Али на мгновение задумался.

— Я был во многих городах. Этот не самый грязный. Там много зелени и гор, а я люблю горы. Я в них вырос.

— Вот и приехал бы как турист…, смотрел, любовался… Кстати, почему ты пошёл работать именно в фирму «Аузер»?

— Там много «наших» работает… Хорошо зарабатывают, машины новые.

— Что значит — наших? — Али смутился и опустил голову. — Ты имеешь ввиду приезжих или ещё кого?… Молчишь!.. Понятно… Как вы поменялись с Ахмедом Муссави и где?

— Я не знаю никакого Ахмеда, — сказал он, не поднимая головы.

— Так зовут человека, который вместо тебя ушёл на судно «Тиберия»… Как видишь, мы многое знаем о тебе…

— Я не знал, как его зовут, — еле слышно ответил Али. — Когда мы были в Судане, один человек сказал мне, что я должен остаться в Германии, а вместо меня на судно придёт другой человек.

— Как звать этого человека?

— Я не знаю… Он почти ни с кем не разговаривал…, только с капитаном.
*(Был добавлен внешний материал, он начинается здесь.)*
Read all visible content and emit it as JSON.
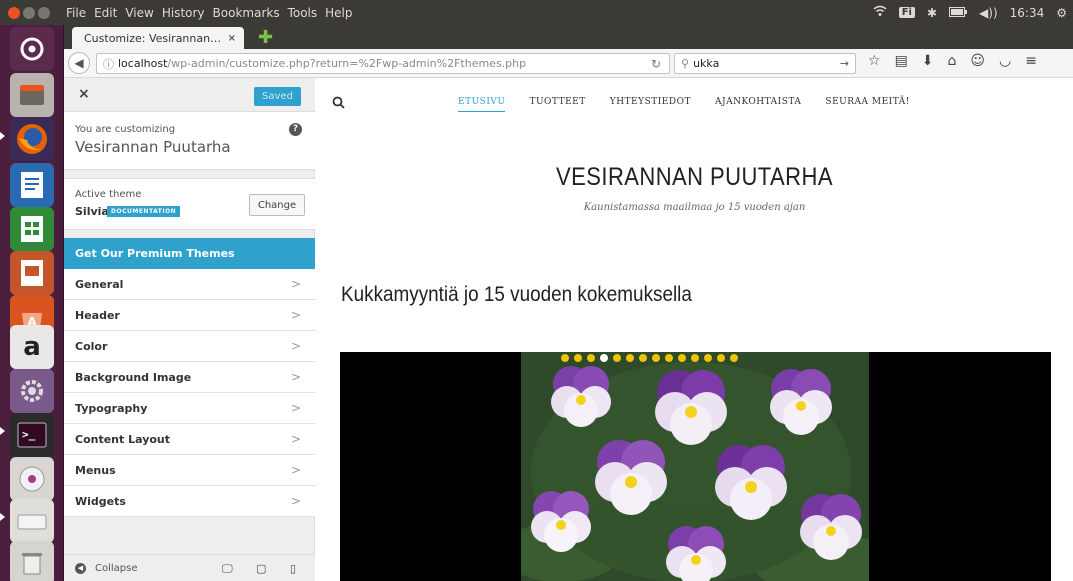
{
  "os": {
    "menus": [
      "File",
      "Edit",
      "View",
      "History",
      "Bookmarks",
      "Tools",
      "Help"
    ],
    "tray": {
      "keyboard": "Fi",
      "time": "16:34"
    }
  },
  "browser": {
    "tab_title": "Customize: Vesirannan…",
    "tab_close": "×",
    "url_prefix": "ⓘ",
    "url_host": "localhost",
    "url_path": "/wp-admin/customize.php?return=%2Fwp-admin%2Fthemes.php",
    "search_value": "ukka"
  },
  "customizer": {
    "close": "×",
    "saved_label": "Saved",
    "customizing_label": "You are customizing",
    "site_name": "Vesirannan Puutarha",
    "help": "?",
    "active_theme_label": "Active theme",
    "theme_name": "Silvia",
    "doc_badge": "DOCUMENTATION",
    "change_label": "Change",
    "premium_label": "Get Our Premium Themes",
    "sections": [
      "General",
      "Header",
      "Color",
      "Background Image",
      "Typography",
      "Content Layout",
      "Menus",
      "Widgets"
    ],
    "collapse_label": "Collapse"
  },
  "preview": {
    "nav": [
      "ETUSIVU",
      "TUOTTEET",
      "YHTEYSTIEDOT",
      "AJANKOHTAISTA",
      "SEURAA MEITÄ!"
    ],
    "site_title": "VESIRANNAN PUUTARHA",
    "tagline": "Kaunistamassa maailmaa jo 15 vuoden ajan",
    "heading": "Kukkamyyntiä jo 15 vuoden kokemuksella",
    "slider_dots": 14,
    "active_dot": 3
  },
  "colors": {
    "accent": "#2ea2cc",
    "launcher": "#4b1e3d",
    "topbar": "#3b3a36"
  }
}
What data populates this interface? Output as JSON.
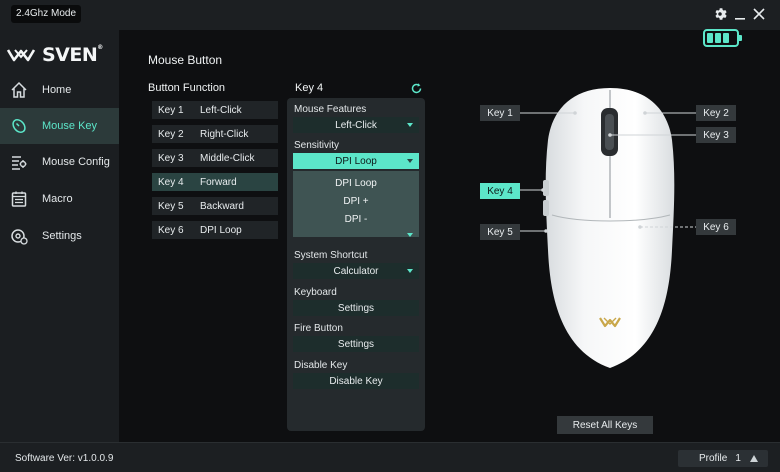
{
  "app": {
    "mode": "2.4Ghz Mode",
    "logo_text": "SVEN",
    "logo_mark": "®"
  },
  "window": {
    "settings_icon": "gear-icon",
    "minimize_icon": "minimize-icon",
    "close_icon": "close-icon"
  },
  "battery": {
    "level": 1.0,
    "color": "#5ce6c9"
  },
  "sidebar": {
    "items": [
      {
        "label": "Home",
        "icon": "home-icon",
        "active": false
      },
      {
        "label": "Mouse Key",
        "icon": "mouse-key-icon",
        "active": true
      },
      {
        "label": "Mouse Config",
        "icon": "config-icon",
        "active": false
      },
      {
        "label": "Macro",
        "icon": "macro-icon",
        "active": false
      },
      {
        "label": "Settings",
        "icon": "settings-icon",
        "active": false
      }
    ]
  },
  "main": {
    "title": "Mouse Button",
    "button_function_label": "Button Function",
    "keys": [
      {
        "name": "Key 1",
        "function": "Left-Click"
      },
      {
        "name": "Key 2",
        "function": "Right-Click"
      },
      {
        "name": "Key 3",
        "function": "Middle-Click"
      },
      {
        "name": "Key 4",
        "function": "Forward"
      },
      {
        "name": "Key 5",
        "function": "Backward"
      },
      {
        "name": "Key 6",
        "function": "DPI Loop"
      }
    ],
    "selected_key": "Key 4"
  },
  "panel": {
    "title": "Key 4",
    "mouse_features_label": "Mouse Features",
    "mouse_features_value": "Left-Click",
    "sensitivity_label": "Sensitivity",
    "sensitivity_value": "DPI Loop",
    "sensitivity_options": [
      "DPI Loop",
      "DPI +",
      "DPI -"
    ],
    "system_shortcut_label": "System Shortcut",
    "system_shortcut_value": "Calculator",
    "keyboard_label": "Keyboard",
    "keyboard_button": "Settings",
    "fire_button_label": "Fire Button",
    "fire_button_button": "Settings",
    "disable_key_label": "Disable Key",
    "disable_key_button": "Disable Key"
  },
  "mouse_tags": {
    "key1": "Key 1",
    "key2": "Key 2",
    "key3": "Key 3",
    "key4": "Key 4",
    "key5": "Key 5",
    "key6": "Key 6"
  },
  "reset_button": "Reset All Keys",
  "footer": {
    "version": "Software Ver: v1.0.0.9",
    "profile_label": "Profile",
    "profile_number": "1"
  },
  "colors": {
    "accent": "#5ce6c9",
    "selected_row": "#2a4442",
    "gold_logo": "#c9a74a"
  }
}
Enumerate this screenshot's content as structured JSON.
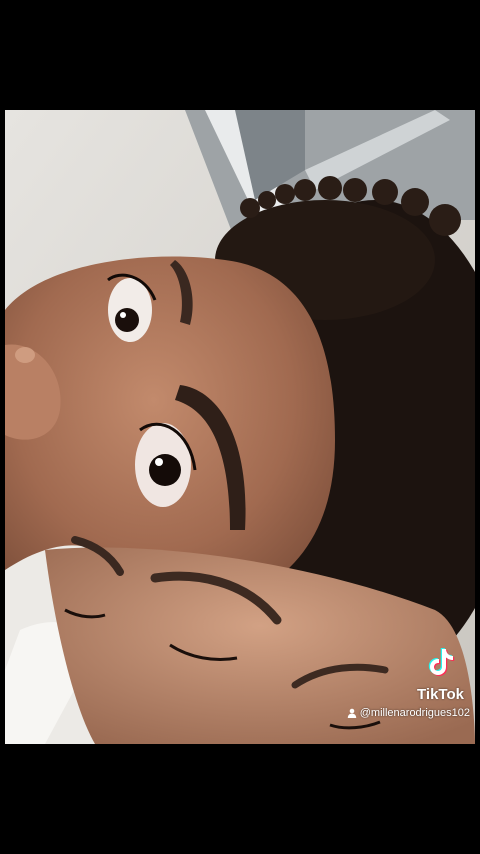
{
  "watermark": {
    "brand": "TikTok",
    "username": "@millenarodrigues102",
    "icons": [
      "tiktok-logo-icon",
      "user-icon"
    ]
  },
  "colors": {
    "background": "#000000",
    "skin": "#a86f55",
    "hair": "#1c130f",
    "wall": "#d8d6d2"
  }
}
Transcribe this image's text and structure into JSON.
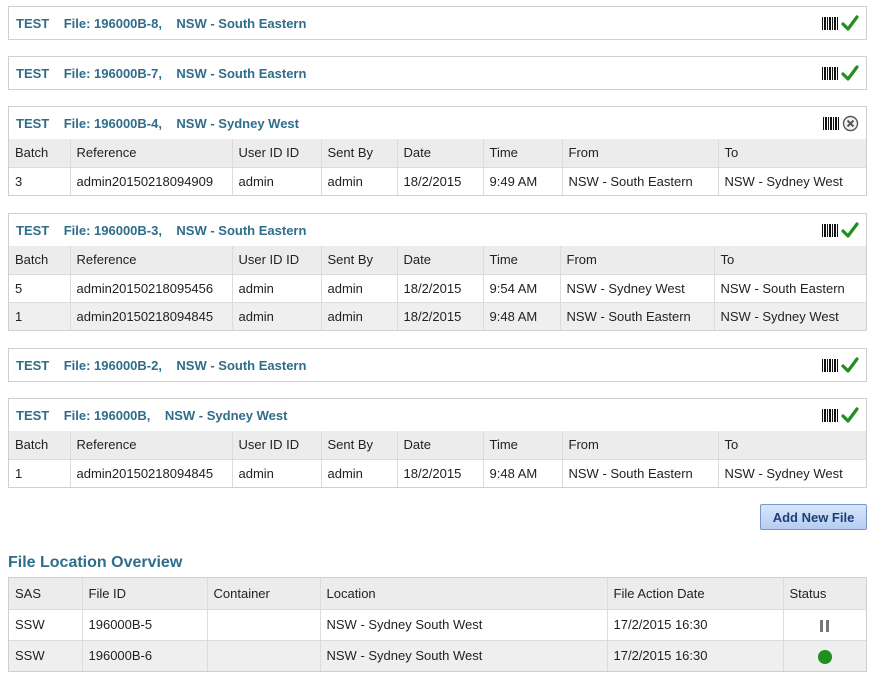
{
  "table_headers": [
    "Batch",
    "Reference",
    "User ID ID",
    "Sent By",
    "Date",
    "Time",
    "From",
    "To"
  ],
  "files": [
    {
      "test": "TEST",
      "file": "File: 196000B-8,",
      "region": "NSW - South Eastern",
      "status": "check-icon",
      "rows": []
    },
    {
      "test": "TEST",
      "file": "File: 196000B-7,",
      "region": "NSW - South Eastern",
      "status": "check-icon",
      "rows": []
    },
    {
      "test": "TEST",
      "file": "File: 196000B-4,",
      "region": "NSW - Sydney West",
      "status": "x-circle-icon",
      "rows": [
        [
          "3",
          "admin20150218094909",
          "admin",
          "admin",
          "18/2/2015",
          "9:49 AM",
          "NSW - South Eastern",
          "NSW - Sydney West"
        ]
      ]
    },
    {
      "test": "TEST",
      "file": "File: 196000B-3,",
      "region": "NSW - South Eastern",
      "status": "check-icon",
      "rows": [
        [
          "5",
          "admin20150218095456",
          "admin",
          "admin",
          "18/2/2015",
          "9:54 AM",
          "NSW - Sydney West",
          "NSW - South Eastern"
        ],
        [
          "1",
          "admin20150218094845",
          "admin",
          "admin",
          "18/2/2015",
          "9:48 AM",
          "NSW - South Eastern",
          "NSW - Sydney West"
        ]
      ]
    },
    {
      "test": "TEST",
      "file": "File: 196000B-2,",
      "region": "NSW - South Eastern",
      "status": "check-icon",
      "rows": []
    },
    {
      "test": "TEST",
      "file": "File: 196000B,",
      "region": "NSW - Sydney West",
      "status": "check-icon",
      "rows": [
        [
          "1",
          "admin20150218094845",
          "admin",
          "admin",
          "18/2/2015",
          "9:48 AM",
          "NSW - South Eastern",
          "NSW - Sydney West"
        ]
      ]
    }
  ],
  "add_button": "Add New File",
  "overview": {
    "title": "File Location Overview",
    "headers": [
      "SAS",
      "File ID",
      "Container",
      "Location",
      "File Action Date",
      "Status"
    ],
    "rows": [
      {
        "sas": "SSW",
        "file_id": "196000B-5",
        "container": "",
        "location": "NSW - Sydney South West",
        "date": "17/2/2015 16:30",
        "status": "pause-icon"
      },
      {
        "sas": "SSW",
        "file_id": "196000B-6",
        "container": "",
        "location": "NSW - Sydney South West",
        "date": "17/2/2015 16:30",
        "status": "green-dot-icon"
      }
    ]
  },
  "colors": {
    "title": "#2f6d8c",
    "check": "#1f8f1f",
    "header_bg": "#ececec"
  }
}
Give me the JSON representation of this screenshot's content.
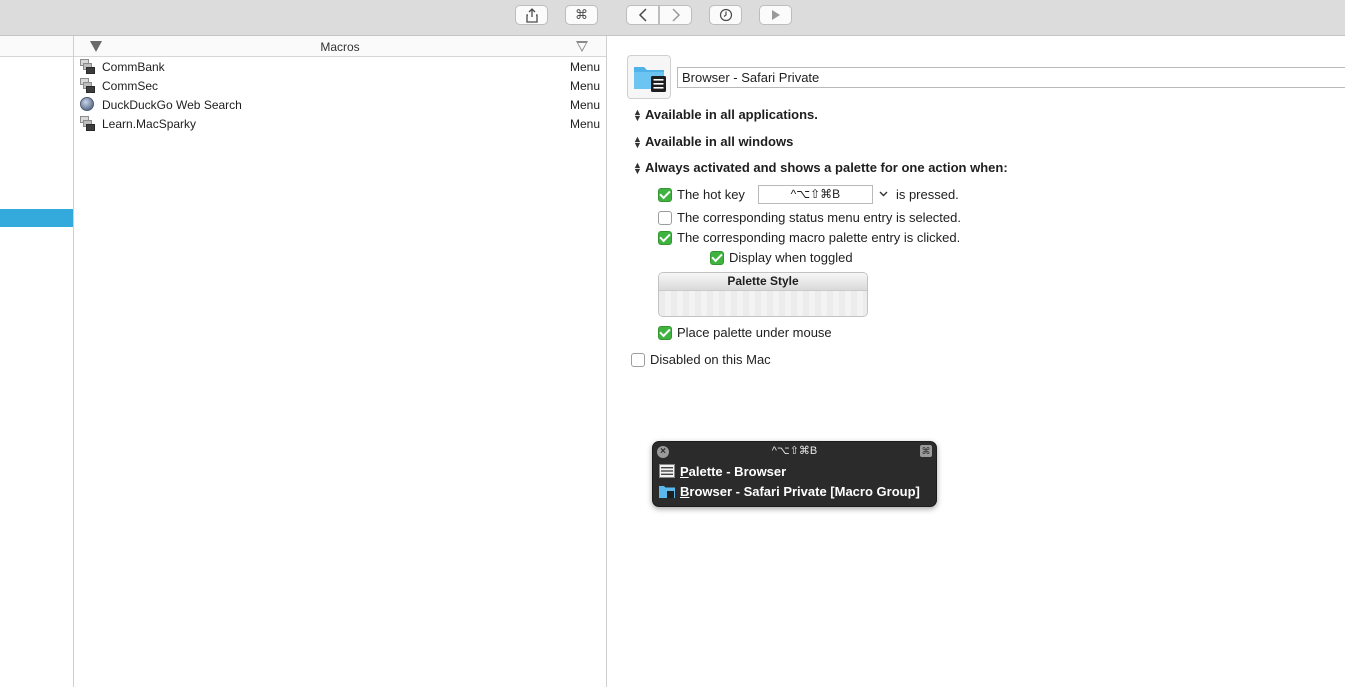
{
  "toolbar": {
    "cmd_glyph": "⌘"
  },
  "macros_list": {
    "header": "Macros",
    "rows": [
      {
        "name": "CommBank",
        "trigger": "Menu",
        "icon": "stack-icon"
      },
      {
        "name": "CommSec",
        "trigger": "Menu",
        "icon": "stack-icon"
      },
      {
        "name": "DuckDuckGo Web Search",
        "trigger": "Menu",
        "icon": "globe-icon"
      },
      {
        "name": "Learn.MacSparky",
        "trigger": "Menu",
        "icon": "stack-icon"
      }
    ]
  },
  "editor": {
    "group_name": "Browser - Safari Private",
    "availability_apps": "Available in all applications.",
    "availability_windows": "Available in all windows",
    "activation": "Always activated and shows a palette for one action when:",
    "hotkey": {
      "prefix": "The hot key",
      "value": "^⌥⇧⌘B",
      "suffix": "is pressed.",
      "checked": true
    },
    "status_menu": {
      "label": "The corresponding status menu entry is selected.",
      "checked": false
    },
    "palette_entry": {
      "label": "The corresponding macro palette entry is clicked.",
      "checked": true
    },
    "display_toggled": {
      "label": "Display when toggled",
      "checked": true
    },
    "palette_style_label": "Palette Style",
    "place_under_mouse": {
      "label": "Place palette under mouse",
      "checked": true
    },
    "disabled_mac": {
      "label": "Disabled on this Mac",
      "checked": false
    }
  },
  "palette": {
    "title": "^⌥⇧⌘B",
    "close_glyph": "×",
    "cmd_glyph": "⌘",
    "items": [
      {
        "first": "P",
        "rest": "alette - Browser"
      },
      {
        "first": "B",
        "rest": "rowser - Safari Private [Macro Group]"
      }
    ]
  },
  "colors": {
    "selection": "#33a9dc",
    "checkbox_on": "#3fb340",
    "palette_bg": "#2b2b2b",
    "toolbar_bg": "#dcdcdc"
  }
}
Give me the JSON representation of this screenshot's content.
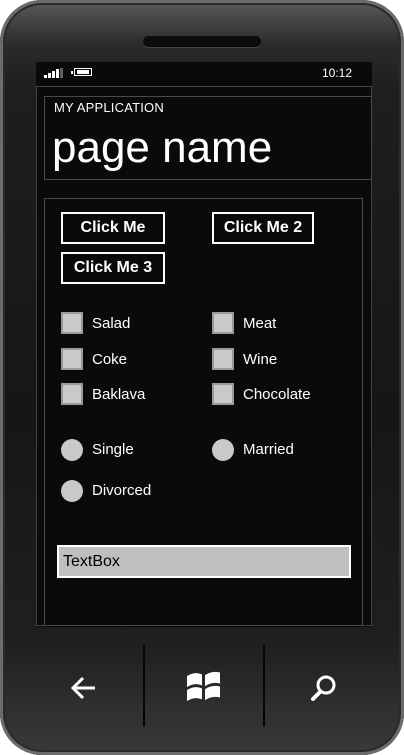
{
  "status_bar": {
    "time": "10:12"
  },
  "header": {
    "app_title": "MY APPLICATION",
    "page_title": "page name"
  },
  "buttons": {
    "click_me": "Click Me",
    "click_me_2": "Click Me 2",
    "click_me_3": "Click Me 3"
  },
  "checkboxes": [
    {
      "label": "Salad",
      "checked": false
    },
    {
      "label": "Meat",
      "checked": false
    },
    {
      "label": "Coke",
      "checked": false
    },
    {
      "label": "Wine",
      "checked": false
    },
    {
      "label": "Baklava",
      "checked": false
    },
    {
      "label": "Chocolate",
      "checked": false
    }
  ],
  "radios": [
    {
      "label": "Single",
      "selected": false
    },
    {
      "label": "Married",
      "selected": false
    },
    {
      "label": "Divorced",
      "selected": false
    }
  ],
  "textbox": {
    "value": "TextBox"
  },
  "hardware_keys": {
    "back": "back-arrow-icon",
    "start": "windows-logo-icon",
    "search": "search-icon"
  },
  "colors": {
    "background": "#0a0a0a",
    "foreground": "#ffffff",
    "control_fill": "#c9c9c9"
  }
}
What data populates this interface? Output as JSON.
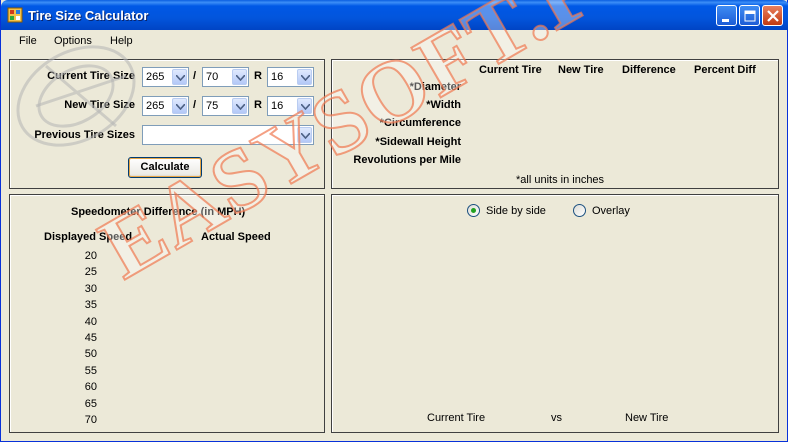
{
  "window": {
    "title": "Tire Size Calculator"
  },
  "menu": {
    "file": "File",
    "options": "Options",
    "help": "Help"
  },
  "input": {
    "current_label": "Current Tire Size",
    "new_label": "New Tire Size",
    "previous_label": "Previous Tire Sizes",
    "separator_slash": "/",
    "separator_r": "R",
    "current": {
      "width": "265",
      "ratio": "70",
      "rim": "16"
    },
    "new": {
      "width": "265",
      "ratio": "75",
      "rim": "16"
    },
    "previous": "",
    "calculate_label": "Calculate"
  },
  "results": {
    "headers": [
      "Current Tire",
      "New Tire",
      "Difference",
      "Percent Diff"
    ],
    "rows": [
      "*Diameter",
      "*Width",
      "*Circumference",
      "*Sidewall Height",
      "Revolutions per Mile"
    ],
    "note": "*all units in inches"
  },
  "speedo": {
    "title": "Speedometer Difference (in MPH)",
    "col_displayed": "Displayed Speed",
    "col_actual": "Actual Speed",
    "speeds": [
      "20",
      "25",
      "30",
      "35",
      "40",
      "45",
      "50",
      "55",
      "60",
      "65",
      "70"
    ]
  },
  "visual": {
    "side_by_side_label": "Side by side",
    "overlay_label": "Overlay",
    "selected": "side_by_side",
    "current_tire_label": "Current Tire",
    "vs_label": "vs",
    "new_tire_label": "New Tire"
  },
  "watermark": {
    "text": "EASYSOFT.PW"
  },
  "colors": {
    "titlebar": "#0055E5",
    "watermark_stroke": "#F07850",
    "radio_dot": "#21A121"
  }
}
— Я так понял, что ты был и в Судане? Что ты там делал? — Али молчал. — Молчание не лучший способ защиты… Скажу тебе больше — «Тиберия» снова идёт в Германию. — Вальтер решил играть на опережение. — Тогда мы всё сможем узнать и без тебя.

— Мы были в лагере… Там подошёл ко мне этот человек и показал фотографию. На ней был парень очень похожий на меня… Мы поменялись прямо в порту, когда разгружали хлопок. Его привёз хозяин фирмы, а меня забрал.

— А как же прошли пограничников?

— Мы ведь поменялись в городе.

— Понятно… Тебе не сказали, почему надо остаться в Германии?

— Нет… Я только знаю, что этого парня ждали в Бейруте.

— Откуда?

— Я слышал, как этот человек говорил ему, что в Бейруте его ждёт учитель.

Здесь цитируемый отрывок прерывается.